Winter Escapes: A Trip to San Miguel de Allende, Mexico
Mexico has long been one of my favourite destinations and I have spent some time studying Spanish in Cuernavaca and Guadalajara. Mexcio happens to be the number 1 foreign retirement destination for Canadians and Americans, and given the harsh winter of 2014, I decided I should travel to Mexico and explore the option of living abroad, in a warmer climate. This time I chose San Miguel de Allende as it has been designated the number 1 travel destination by Condé Nast Traveler; and it is also one of the most popular places for Canadian and American retirees with its great climate and beautiful surroundings.
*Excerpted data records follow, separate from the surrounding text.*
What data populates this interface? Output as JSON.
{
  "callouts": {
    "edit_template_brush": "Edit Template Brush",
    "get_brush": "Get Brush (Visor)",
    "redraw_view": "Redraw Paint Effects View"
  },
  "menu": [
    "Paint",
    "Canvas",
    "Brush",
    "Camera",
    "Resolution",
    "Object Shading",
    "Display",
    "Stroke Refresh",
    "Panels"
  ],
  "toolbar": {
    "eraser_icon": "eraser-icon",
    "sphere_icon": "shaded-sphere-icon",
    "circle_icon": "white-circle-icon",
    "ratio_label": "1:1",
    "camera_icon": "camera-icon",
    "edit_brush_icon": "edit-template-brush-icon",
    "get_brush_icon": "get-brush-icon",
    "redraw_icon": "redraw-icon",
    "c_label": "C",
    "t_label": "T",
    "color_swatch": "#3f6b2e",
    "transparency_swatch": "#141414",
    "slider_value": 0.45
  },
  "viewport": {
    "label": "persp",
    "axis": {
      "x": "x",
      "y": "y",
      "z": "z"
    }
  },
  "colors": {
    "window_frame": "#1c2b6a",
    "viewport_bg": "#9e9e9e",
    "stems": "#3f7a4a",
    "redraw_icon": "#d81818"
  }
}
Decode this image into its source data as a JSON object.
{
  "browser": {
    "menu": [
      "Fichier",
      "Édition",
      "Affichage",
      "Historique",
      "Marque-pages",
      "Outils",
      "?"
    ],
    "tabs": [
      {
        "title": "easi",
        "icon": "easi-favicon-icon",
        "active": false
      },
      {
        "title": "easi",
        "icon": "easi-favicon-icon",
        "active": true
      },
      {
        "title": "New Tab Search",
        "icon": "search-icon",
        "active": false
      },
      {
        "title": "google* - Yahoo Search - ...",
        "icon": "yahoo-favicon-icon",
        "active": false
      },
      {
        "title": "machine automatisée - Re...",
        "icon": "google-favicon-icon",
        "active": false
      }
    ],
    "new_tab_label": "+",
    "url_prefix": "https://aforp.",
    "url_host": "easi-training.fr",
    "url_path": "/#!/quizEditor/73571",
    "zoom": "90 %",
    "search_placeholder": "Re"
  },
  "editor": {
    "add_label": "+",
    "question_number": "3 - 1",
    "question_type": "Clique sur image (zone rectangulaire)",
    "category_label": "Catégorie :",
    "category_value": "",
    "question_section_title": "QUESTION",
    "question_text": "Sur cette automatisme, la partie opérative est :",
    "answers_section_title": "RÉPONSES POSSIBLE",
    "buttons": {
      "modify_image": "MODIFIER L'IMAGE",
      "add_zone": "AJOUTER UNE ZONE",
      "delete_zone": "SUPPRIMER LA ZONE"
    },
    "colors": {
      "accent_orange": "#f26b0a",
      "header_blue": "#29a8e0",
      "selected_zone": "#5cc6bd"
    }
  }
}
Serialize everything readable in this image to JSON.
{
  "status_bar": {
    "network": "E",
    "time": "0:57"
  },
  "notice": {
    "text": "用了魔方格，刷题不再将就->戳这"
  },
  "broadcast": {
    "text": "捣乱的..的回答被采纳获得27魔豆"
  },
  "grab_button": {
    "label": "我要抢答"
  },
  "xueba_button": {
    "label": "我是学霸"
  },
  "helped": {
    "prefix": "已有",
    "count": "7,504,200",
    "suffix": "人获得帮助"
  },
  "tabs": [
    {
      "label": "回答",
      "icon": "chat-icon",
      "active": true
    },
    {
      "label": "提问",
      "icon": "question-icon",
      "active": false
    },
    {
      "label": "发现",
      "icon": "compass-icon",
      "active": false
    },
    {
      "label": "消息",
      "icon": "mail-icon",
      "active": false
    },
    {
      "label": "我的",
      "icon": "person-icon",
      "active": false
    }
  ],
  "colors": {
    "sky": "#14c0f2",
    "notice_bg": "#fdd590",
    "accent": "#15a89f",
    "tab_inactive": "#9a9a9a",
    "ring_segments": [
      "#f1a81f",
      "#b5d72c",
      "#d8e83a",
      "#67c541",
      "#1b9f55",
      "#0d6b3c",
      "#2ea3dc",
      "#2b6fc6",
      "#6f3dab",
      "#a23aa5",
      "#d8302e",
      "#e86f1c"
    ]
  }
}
On a cold February 27, 2014, I arrived at about 3:30 am at Pearson International Airport in Toronto and joined a large crowd of travellers who were waiting for their flight to Dallas. While standing in line I chatted with three retired ladies who were going to Guadalajara and Lake Chapala via Dallas. I thought how ironic it was that the first people I bumped into io my flight to Dallas were Canadian snowbirds, escaping to Mexico. The three ladies revealed that they have been going to the Lake Chapala area for the last eight years, and they usually spend one or two months in the region. I could see they were visibly excited about getting away from the dreadful arctic climate that had been afflicting us this year.
From that point forward I spent about 18 hours in transit from Toronto via Mexico City to San Miguel de Allende in the colonial heartland of Mexico. During my flight from Dallas to Mexico City I sat next to two retired gentlemen from Dallas who had moved to San Miguel de Allende about eight years go. The first thing Ron said was “Don’t bring more people here”, an obvious statement alluding to the increasing popularity of San Miguel de Allende. Once we had realized that we were going to the same destination, we decided to split a taxi among the three of us and went to the Estación Norte, a bus terminal and departure point for many long-distance buses all across Mexico. The trip took about 3.5 hours and finally by about 8 pm I had arrived in my destination.
After a five minute taxi ride I arrived a Bertha’s house. An attractive lady in her 50s, Bertha is a relatively recent arrival to San Miguel who originally hails from Mexico City; she regularly hosts international guests through Airbnb and other online portals. She gave me a tour of her modern two-bedroom two-bathroom house and showed me my comfortable bedroom. Her friendly dogs Paloma and Hindi kept following us around and we spent another couple of hours chatting with one another in Spanish and getting acquainted. Bertha is also a Spanish teacher, so it was great to stay with a local, get to know San Miguel as an insider and practice some Spanish as well.
Pretty exhausted from my long trek I headed to bed and was already curious what the city would look like the next morning.